Al final, Jesús les dice: “Duerman ya y descansen. He aquí que llega la hora y el Hijo del hombre va a ser entregado en manos de los pecadores” (Mt 26, 45). El sueño y el descanso al que se refiere Jesús es nuestra tranquilidad, al saber que su hora, su entrega, nos trae la salvación.
En ese momento llegó Judas con una chusma numerosa con espadas y palos enviada por los sumos sacerdotes y ancianos para apresar a Jesús. Judas les había dado la señal de que aquel a quien saludara de beso, ese era a quien debían aprehender. A pesar de ese signo hipócrita del traidor, Jesús todavía llamó “amigo” a Judas. Ojalá nosotros tengamos la astucia de la serpiente para reconocer la hipocresía, así como la sencillez de la paloma para actuar siempre con autenticidad y sinceridad.
Uno de los discípulos alcanzó a cortar la oreja de un criado del Sumo Sacerdote, pero Jesús deteniendo la violencia, manifestó que con esto se cumplían las Escrituras. Entonces los discípulos lo abandonaron y huyeron.
Durante el injusto juicio, se cumplió la profecía de Jesús, de que Pedro lo negaría, y el canto del gallo hizo que Pedro se diera cuenta de esto, por lo que salió a llorar amargamente. Tengamos cuidado de pensar que nosotros nunca le fallaríamos a Jesús. Que nadie diga: “De esa agua yo no he de beber”, porque podemos hasta ahogarnos en esa agua del pecado.
Siguió el juicio ante Pilato, quien por cobardía no supo defender a Jesús, a pesar de que su mujer le advirtió que él era un hombre justo. Pilato tuvo la ocurrencia de que el pueblo eligiera a quién debía liberar por la Pascua, si a Jesús o a Barrabás, para luego lavarse las manos cuando pidieron a gritos la crucifixión de Jesús. Todavía hoy, ¡cuántos justos son condenados y cuántos culpables son liberados! La justicia humana, por corrupción o por ineptitud, suele ser muy injusta. Ojalá nosotros nunca nos lavemos las manos ante las injusticias.

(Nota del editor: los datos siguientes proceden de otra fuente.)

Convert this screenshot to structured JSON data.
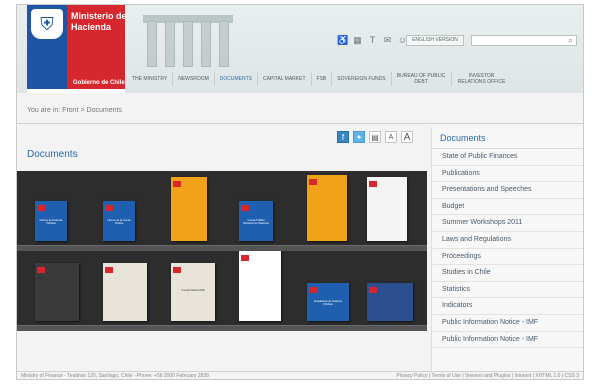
{
  "header": {
    "ministry_name": "Ministerio de Hacienda",
    "gov_label": "Gobierno de Chile",
    "english_version": "ENGLISH VERSION",
    "search_placeholder": ""
  },
  "nav": [
    {
      "label": "THE MINISTRY"
    },
    {
      "label": "NEWSROOM"
    },
    {
      "label": "DOCUMENTS"
    },
    {
      "label": "CAPITAL MARKET"
    },
    {
      "label": "FSB"
    },
    {
      "label": "SOVEREIGN FUNDS"
    },
    {
      "label": "BUREAU OF PUBLIC DEBT"
    },
    {
      "label": "INVESTOR RELATIONS OFFICE"
    }
  ],
  "breadcrumb": {
    "prefix": "You are in:",
    "front": "Front",
    "separator": ">",
    "current": "Documents"
  },
  "main": {
    "title": "Documents",
    "font_small": "A",
    "font_large": "A"
  },
  "books": [
    {
      "title": "Informe de Finanzas Públicas",
      "color": "#1f5fb0"
    },
    {
      "title": "Informe de la Cuenta Pública",
      "color": "#1f5fb0"
    },
    {
      "title": "",
      "color": "#f1a216"
    },
    {
      "title": "Cuenta Pública Ministerio de Hacienda",
      "color": "#1f5fb0"
    },
    {
      "title": "",
      "color": "#f1a216"
    },
    {
      "title": "",
      "color": "#f4f4f4"
    },
    {
      "title": "",
      "color": "#3a3a3a"
    },
    {
      "title": "",
      "color": "#e8e4da"
    },
    {
      "title": "Cuenta Pública 2006",
      "color": "#e8e4da"
    },
    {
      "title": "",
      "color": "#ffffff"
    },
    {
      "title": "Estadísticas de Finanzas Públicas",
      "color": "#1f5fb0"
    },
    {
      "title": "",
      "color": "#2c4f8f"
    }
  ],
  "sidebar": {
    "title": "Documents",
    "items": [
      {
        "label": "State of Public Finances"
      },
      {
        "label": "Publications"
      },
      {
        "label": "Presentations and Speeches"
      },
      {
        "label": "Budget"
      },
      {
        "label": "Summer Workshops 2011"
      },
      {
        "label": "Laws and Regulations"
      },
      {
        "label": "Proceedings"
      },
      {
        "label": "Studies in Chile"
      },
      {
        "label": "Statistics"
      },
      {
        "label": "Indicators"
      },
      {
        "label": "Public Information Notice - IMF"
      },
      {
        "label": "Public Information Notice - IMF"
      }
    ]
  },
  "footer": {
    "address": "Ministry of Finance - Teatinos 120, Santiago, Chile - Phone: +56 2000 February 2828",
    "links": "Privacy Policy | Terms of Use | Viewers and Plugins | Intranet | XHTML 1.0 | CSS 3"
  },
  "colors": {
    "accent": "#2b69a8",
    "logo_blue": "#1f55a3",
    "logo_red": "#d6262e"
  }
}
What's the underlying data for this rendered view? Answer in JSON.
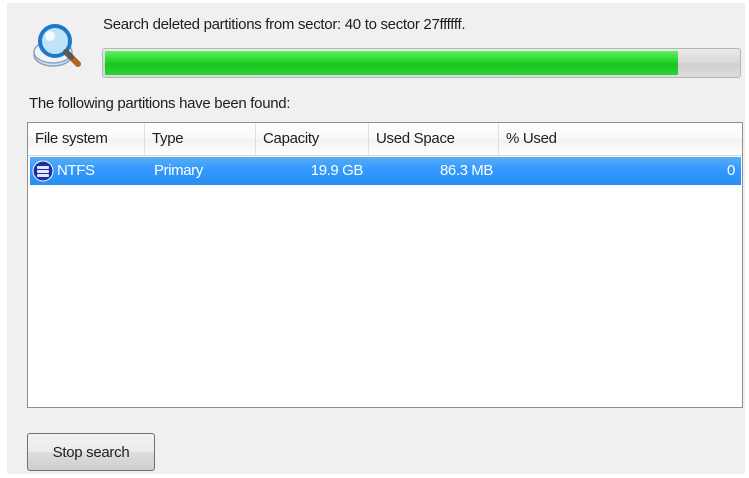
{
  "header": {
    "status_text": "Search deleted partitions from sector: 40 to sector 27ffffff.",
    "progress_fraction": 0.905
  },
  "found_label": "The following partitions have been found:",
  "columns": [
    "File system",
    "Type",
    "Capacity",
    "Used Space",
    "% Used"
  ],
  "rows": [
    {
      "file_system": "NTFS",
      "type": "Primary",
      "capacity": "19.9 GB",
      "used_space": "86.3 MB",
      "percent_used": "0",
      "icon": "drive-icon",
      "selected": true
    }
  ],
  "buttons": {
    "stop_search": "Stop search"
  },
  "colors": {
    "progress_fill": "#22d22a",
    "selection": "#3399ff",
    "panel_background": "#f0f0f0"
  },
  "icons": {
    "search": "magnifier-over-disk-icon",
    "row": "drive-icon"
  }
}
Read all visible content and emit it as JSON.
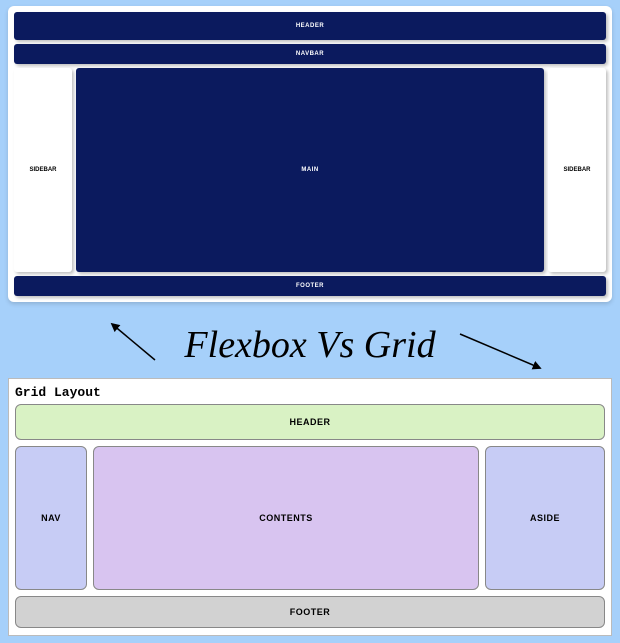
{
  "title": "Flexbox Vs Grid",
  "flexbox": {
    "header": "HEADER",
    "navbar": "NAVBAR",
    "sidebar_left": "SIDEBAR",
    "main": "MAIN",
    "sidebar_right": "SIDEBAR",
    "footer": "FOOTER"
  },
  "grid": {
    "title": "Grid Layout",
    "header": "HEADER",
    "nav": "NAV",
    "contents": "CONTENTS",
    "aside": "ASIDE",
    "footer": "FOOTER"
  }
}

Vino luego la pasión, crucifixión y muerte de Jesús en medio de tormentos atroces y de burlas despiadadas. Antes de morir Jesús exclamó: “Elí, Elí, ¿lemá sabactaní?, —Dios mío, Dios mío ¿por qué me has abandonado?—” (Mt 27, 46), que son las palabras con las que se inicia el Salmo 21 (22 en algunas biblias).